There are, however, different ways in which this can be done, depending on a number of factors, such as:
- how much effort we want to put into it
- how fast we want the migration to happen
- what level of disruption is acceptable for our users
- how confident we are that everything will just "work", i.e, Toolforge migrating to IPv6, there be dragons
Constraints and risks
Migrating a virtual machine to the new network requires downtime, either:
- a reboot with a new neutron port
- the VM is completely new
Also, given there is a new IP address, it involves DNS changes.
Options
Option 1
Based on VM migration. Triggered by WMCS team with no projects admin intervention.
Write a script that takes a VM and 'moves' it to the new network setup.
Pros:
- can be effective in completing the migration somewhat "fast"
Cons:
- crafting the script can be a costly task (in terms of engineering time)
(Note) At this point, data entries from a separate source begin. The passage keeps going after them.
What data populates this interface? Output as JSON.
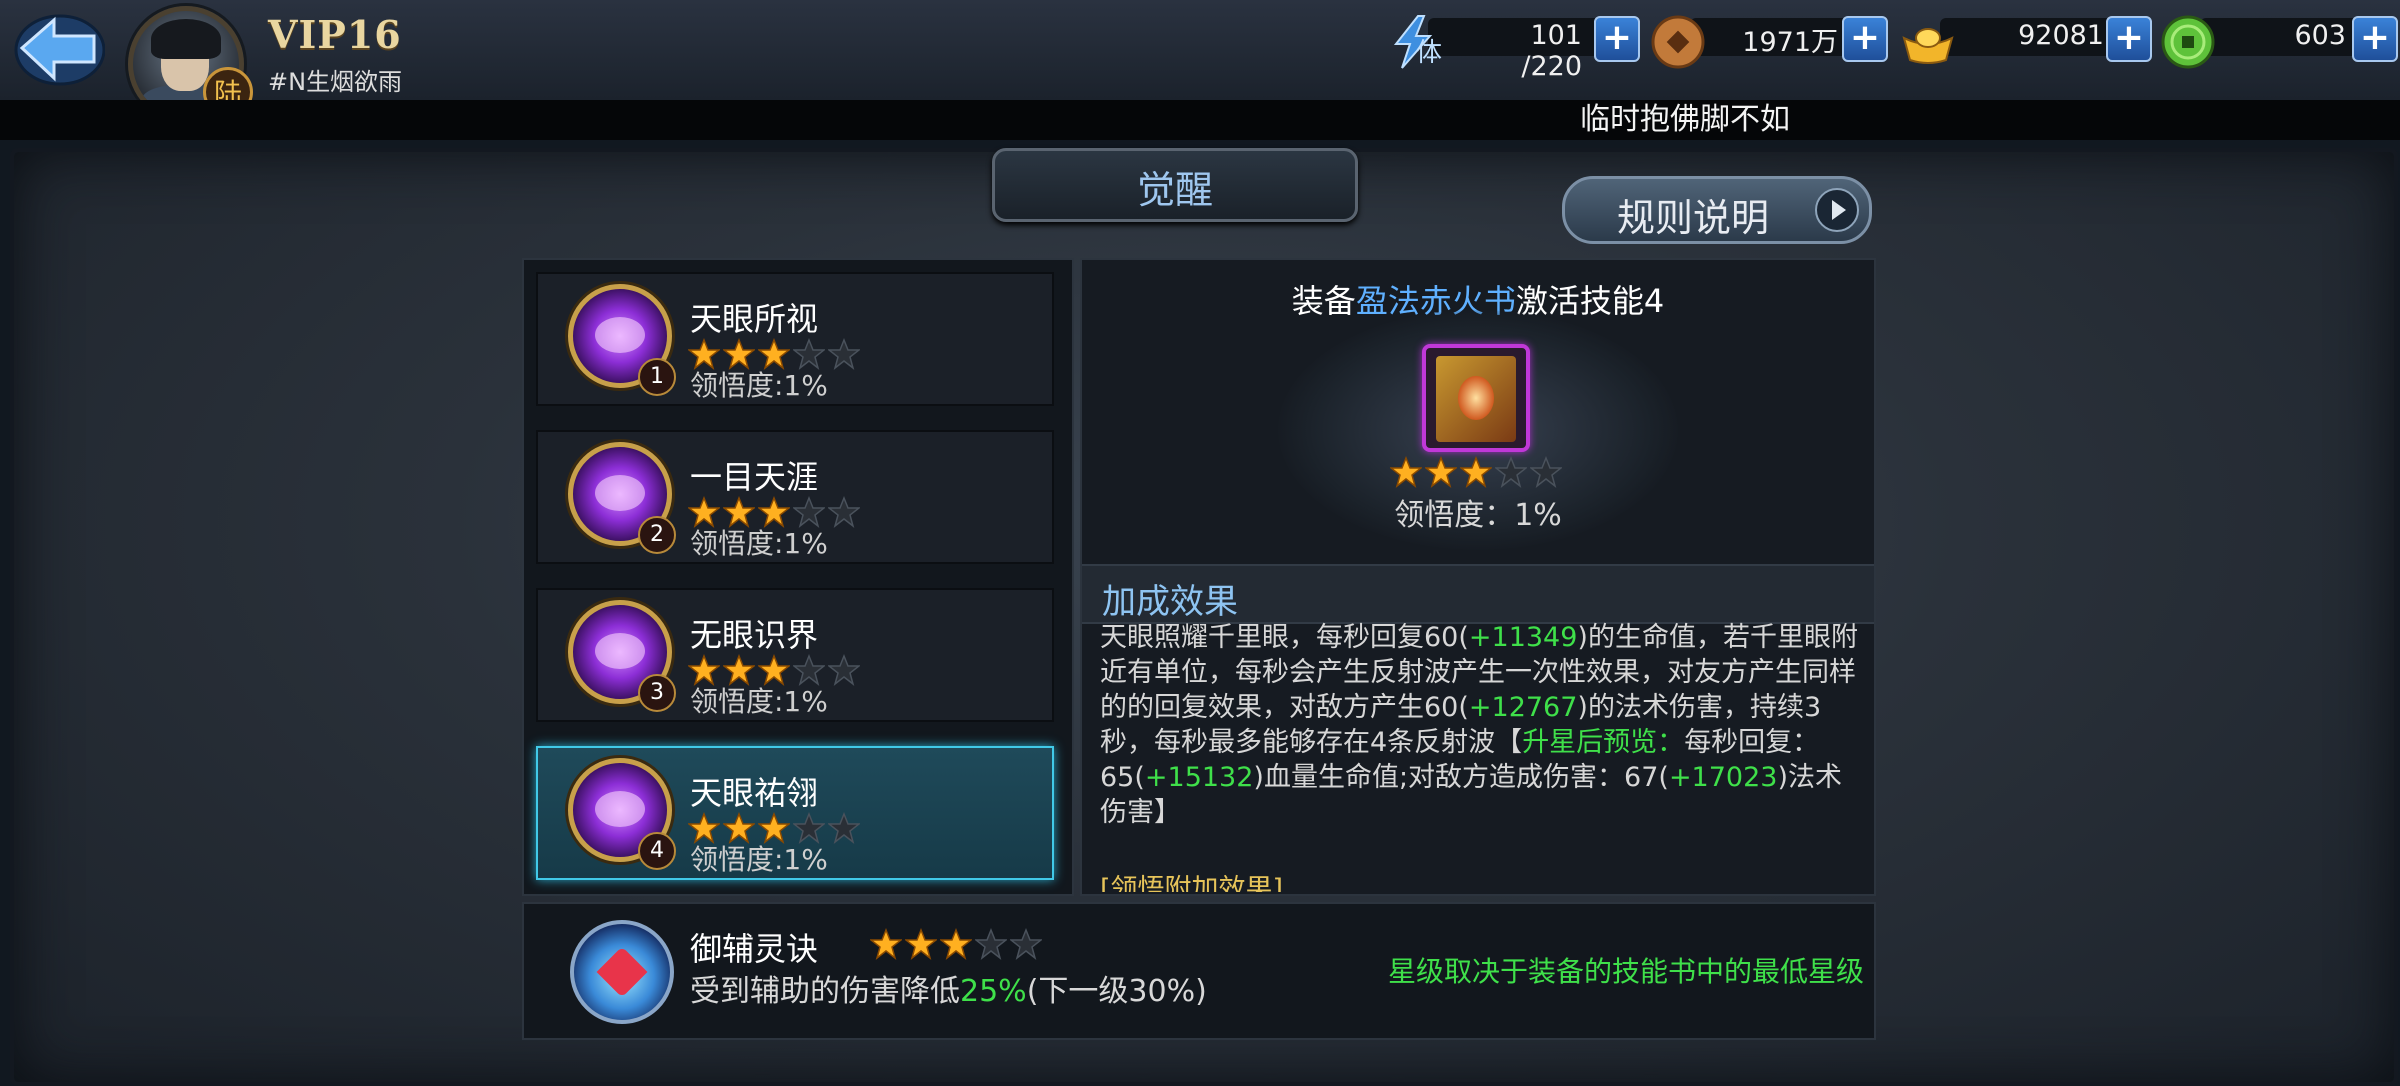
{
  "player": {
    "vip": "VIP16",
    "name": "#N生烟欲雨",
    "rank_badge": "陆"
  },
  "resources": {
    "stamina": {
      "icon": "lightning-stamina-icon",
      "label": "体",
      "value": "101 /220"
    },
    "copper": {
      "icon": "copper-coin-icon",
      "value": "1971万"
    },
    "gold": {
      "icon": "gold-ingot-icon",
      "value": "92081"
    },
    "jade": {
      "icon": "jade-coin-icon",
      "value": "603"
    }
  },
  "banner_text": "临时抱佛脚不如",
  "page_title": "觉醒",
  "rules_button": "规则说明",
  "skills": [
    {
      "name": "天眼所视",
      "index": "1",
      "stars": 3,
      "max_stars": 5,
      "comprehension": "领悟度:1%"
    },
    {
      "name": "一目天涯",
      "index": "2",
      "stars": 3,
      "max_stars": 5,
      "comprehension": "领悟度:1%"
    },
    {
      "name": "无眼识界",
      "index": "3",
      "stars": 3,
      "max_stars": 5,
      "comprehension": "领悟度:1%"
    },
    {
      "name": "天眼祐翎",
      "index": "4",
      "stars": 3,
      "max_stars": 5,
      "comprehension": "领悟度:1%",
      "selected": true
    }
  ],
  "detail": {
    "title_prefix": "装备",
    "title_book": "盈法赤火书",
    "title_suffix": "激活技能4",
    "stars": 3,
    "max_stars": 5,
    "comprehension": "领悟度：1%",
    "bonus_header": "加成效果",
    "description": {
      "p1": "天眼照耀千里眼，每秒回复60(",
      "v1": "+11349",
      "p2": ")的生命值，若千里眼附近有单位，每秒会产生反射波产生一次性效果，对友方产生同样的的回复效果，对敌方产生60(",
      "v2": "+12767",
      "p3": ")的法术伤害，持续3秒，每秒最多能够存在4条反射波【",
      "preview": "升星后预览：",
      "p4": "每秒回复：65(",
      "v3": "+15132",
      "p5": ")血量生命值;对敌方造成伤害：67(",
      "v4": "+17023",
      "p6": ")法术伤害】"
    },
    "more_header": "[领悟附加效果]"
  },
  "aux_skill": {
    "name": "御辅灵诀",
    "stars": 3,
    "max_stars": 5,
    "desc_prefix": "受到辅助的伤害降低",
    "desc_value": "25%",
    "desc_suffix": "(下一级30%)",
    "note": "星级取决于装备的技能书中的最低星级"
  },
  "colors": {
    "highlight_green": "#3fe04a",
    "book_blue": "#5fb0ff",
    "star_gold": "#ffb020",
    "selected_border": "#41c9e8"
  }
}
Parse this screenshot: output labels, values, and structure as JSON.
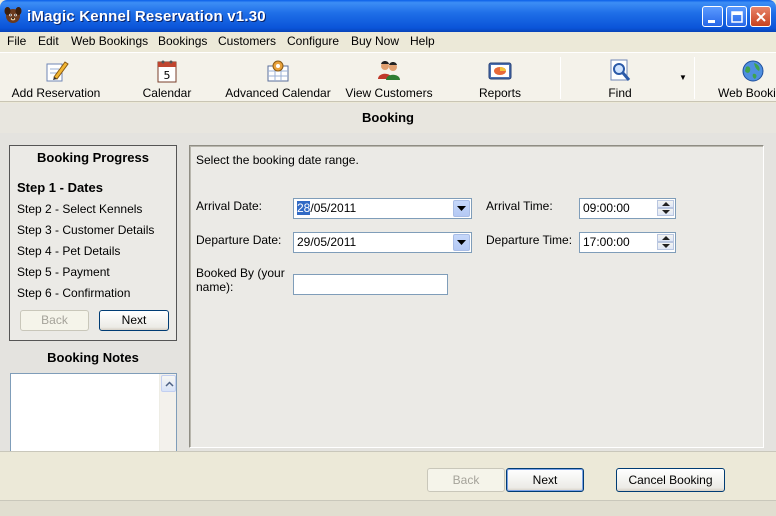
{
  "window": {
    "title": "iMagic Kennel Reservation v1.30"
  },
  "menu": [
    "File",
    "Edit",
    "Web Bookings",
    "Bookings",
    "Customers",
    "Configure",
    "Buy Now",
    "Help"
  ],
  "toolbar": {
    "add_reservation": "Add Reservation",
    "calendar": "Calendar",
    "advanced_calendar": "Advanced Calendar",
    "view_customers": "View Customers",
    "reports": "Reports",
    "find": "Find",
    "web_bookings": "Web Booki"
  },
  "section_title": "Booking",
  "progress": {
    "title": "Booking Progress",
    "steps": [
      "Step 1 - Dates",
      "Step 2 - Select Kennels",
      "Step 3 - Customer Details",
      "Step 4 - Pet Details",
      "Step 5 - Payment",
      "Step 6 - Confirmation"
    ],
    "back_label": "Back",
    "next_label": "Next"
  },
  "notes": {
    "title": "Booking Notes"
  },
  "form": {
    "instruction": "Select the booking date range.",
    "arrival_date_label": "Arrival Date:",
    "arrival_date_day": "28",
    "arrival_date_rest": "/05/2011",
    "departure_date_label": "Departure Date:",
    "departure_date_value": "29/05/2011",
    "arrival_time_label": "Arrival Time:",
    "arrival_time_value": "09:00:00",
    "departure_time_label": "Departure Time:",
    "departure_time_value": "17:00:00",
    "booked_by_label_line1": "Booked By (your",
    "booked_by_label_line2": "name):",
    "booked_by_value": ""
  },
  "footer": {
    "back_label": "Back",
    "next_label": "Next",
    "cancel_label": "Cancel Booking"
  }
}
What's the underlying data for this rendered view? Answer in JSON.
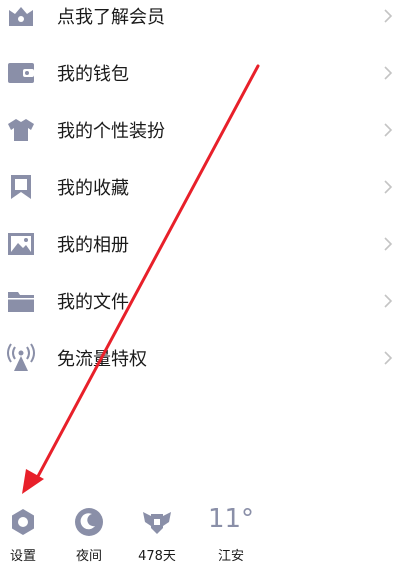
{
  "menu": {
    "items": [
      {
        "label": "点我了解会员",
        "icon": "crown-icon"
      },
      {
        "label": "我的钱包",
        "icon": "wallet-icon"
      },
      {
        "label": "我的个性装扮",
        "icon": "tshirt-icon"
      },
      {
        "label": "我的收藏",
        "icon": "bookmark-icon"
      },
      {
        "label": "我的相册",
        "icon": "photo-icon"
      },
      {
        "label": "我的文件",
        "icon": "folder-icon"
      },
      {
        "label": "免流量特权",
        "icon": "signal-tower-icon"
      }
    ]
  },
  "bottom_bar": {
    "settings_label": "设置",
    "night_label": "夜间",
    "days_label": "478天",
    "temperature": "11°",
    "location_label": "江安"
  },
  "colors": {
    "icon": "#8a8fa8",
    "text": "#1a1a1a",
    "chevron": "#c4c4c4",
    "annotation_arrow": "#e8202a"
  }
}
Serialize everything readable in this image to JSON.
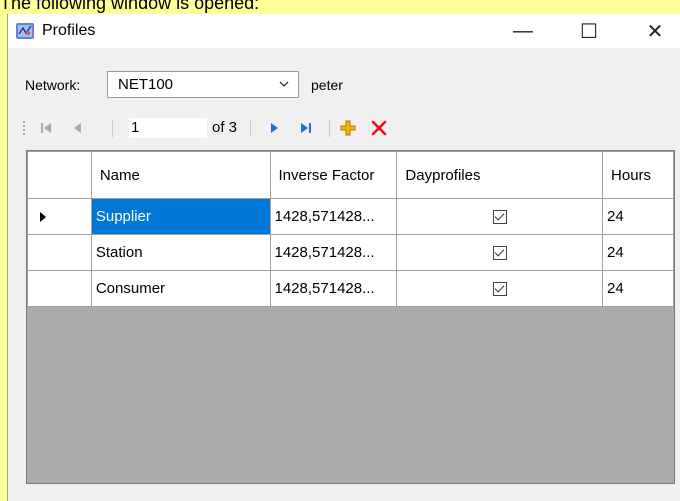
{
  "caption": "The following window is opened:",
  "window": {
    "title": "Profiles",
    "minimize": "—",
    "maximize": "☐",
    "close": "✕"
  },
  "network": {
    "label": "Network:",
    "selected": "NET100",
    "user": "peter"
  },
  "navigator": {
    "position": "1",
    "of_text": "of 3",
    "icons": [
      "move-first-icon",
      "move-previous-icon",
      "move-next-icon",
      "move-last-icon",
      "add-new-icon",
      "delete-icon"
    ]
  },
  "grid": {
    "columns": [
      "Name",
      "Inverse Factor",
      "Dayprofiles",
      "Hours"
    ],
    "rows": [
      {
        "name": "Supplier",
        "factor": "1428,571428...",
        "dayprofiles": true,
        "hours": "24"
      },
      {
        "name": "Station",
        "factor": "1428,571428...",
        "dayprofiles": true,
        "hours": "24"
      },
      {
        "name": "Consumer",
        "factor": "1428,571428...",
        "dayprofiles": true,
        "hours": "24"
      }
    ]
  },
  "colors": {
    "caption_bg": "#ffff99",
    "selection": "#0078d7",
    "delete_red": "#e81123",
    "add_yellow": "#f4b400",
    "nav_blue": "#1f6fd1"
  }
}
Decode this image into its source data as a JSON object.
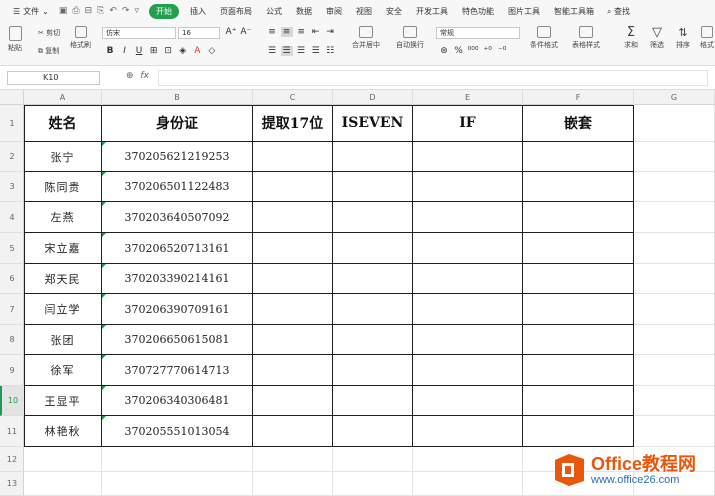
{
  "menubar": {
    "file_label": "文件",
    "start_label": "开始",
    "tabs": [
      "插入",
      "页面布局",
      "公式",
      "数据",
      "审阅",
      "视图",
      "安全",
      "开发工具",
      "特色功能",
      "图片工具",
      "智能工具箱"
    ],
    "search_label": "查找"
  },
  "ribbon": {
    "paste_label": "粘贴",
    "cut_label": "剪切",
    "copy_label": "复制",
    "format_painter_label": "格式刷",
    "font_name": "仿宋",
    "font_size": "16",
    "merge_label": "合并居中",
    "wrap_label": "自动换行",
    "number_format": "常规",
    "cond_format_label": "条件格式",
    "table_style_label": "表格样式",
    "sum_label": "求和",
    "filter_label": "筛选",
    "sort_label": "排序",
    "format_label": "格式"
  },
  "formula_bar": {
    "cell_ref": "K10",
    "fx_label": "fx",
    "content": ""
  },
  "columns": [
    "A",
    "B",
    "C",
    "D",
    "E",
    "F",
    "G"
  ],
  "rows": [
    "1",
    "2",
    "3",
    "4",
    "5",
    "6",
    "7",
    "8",
    "9",
    "10",
    "11",
    "12",
    "13"
  ],
  "table": {
    "headers": [
      "姓名",
      "身份证",
      "提取17位",
      "ISEVEN",
      "IF",
      "嵌套"
    ],
    "records": [
      {
        "name": "张宁",
        "id": "370205621219253"
      },
      {
        "name": "陈同贵",
        "id": "370206501122483"
      },
      {
        "name": "左燕",
        "id": "370203640507092"
      },
      {
        "name": "宋立嘉",
        "id": "370206520713161"
      },
      {
        "name": "郑天民",
        "id": "370203390214161"
      },
      {
        "name": "闫立学",
        "id": "370206390709161"
      },
      {
        "name": "张团",
        "id": "370206650615081"
      },
      {
        "name": "徐军",
        "id": "370727770614713"
      },
      {
        "name": "王显平",
        "id": "370206340306481"
      },
      {
        "name": "林艳秋",
        "id": "370205551013054"
      }
    ]
  },
  "watermark": {
    "title": "Office教程网",
    "url": "www.office26.com"
  },
  "colors": {
    "start_tab": "#22a04b",
    "watermark_orange": "#e8580c",
    "watermark_blue": "#2b6cb8",
    "selected_row_indicator": "#1e9b4f"
  }
}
- it may involve introducing artificial downtime for user VMs
- it may involve modifying the VM filesystem, which sounds scary
- it is less "clean" compared to option 2
- risk of introducing IPv6 without control for systems that may break if not ready
Option 2
Based on VM rebuilds. Triggered by projects admin on a self-service fashion.
If a VM needs to move to the new network setup, it needs to be rebuilt. This is executed as a self-service thing via normal user workflows (i.e, horizon, tofu) from users.
We could start with 3 network definitions in neutrons, available via horizon:
- VLAN/legacy
- VXLAN/IPv4-only
- VXLAN/IPv6-dualstack
Then we could have a migration timeline similar to this:
- 2024-12-01: announcement about the transition. 3 network options available in horizon
- 2025-02-01: (2 months later) option to create VMs in VLAN/legacy is disabled in horizon. Just VXLAN/IPv4-only or VXLAN/IPv6-dualstack remain available in horizon.
- [ .. from this point on the migration is progressing organically .. ]
- 2025-12-01: (1 year later) we evaluate how the migration is progressing, and maybe automate some of if with a script if we need to accelerate it.
- 2026-12-01: (2 years later) we expect no VMs in the legacy VLAN to exist. If some exist, we will evaluate what to do.
- 20XX-XX-XX: (at some point TBD) we may want to disable VXLAN/IPv4-only VM creation options, or keep it only for special cases upon requests.
Pros:
- no additional engineering time required from WMCS to invest in migration scripts and such
- no artificial downtime. A project admin explicitly created a new virtual machine via horizon. Clean.
- the introduction of the new IPv6 is fully in control of the project admin
- a shiny new IPv6 may be a good incentive for users to do the migration soon.
Cons:
- not automated, requires project admin intervention. We require actions from the community
- will delay completion of the network migration
Option 3
Mixed approach. Focus on the self-service VM rebuild approach, but create a script to handle some other complex cases.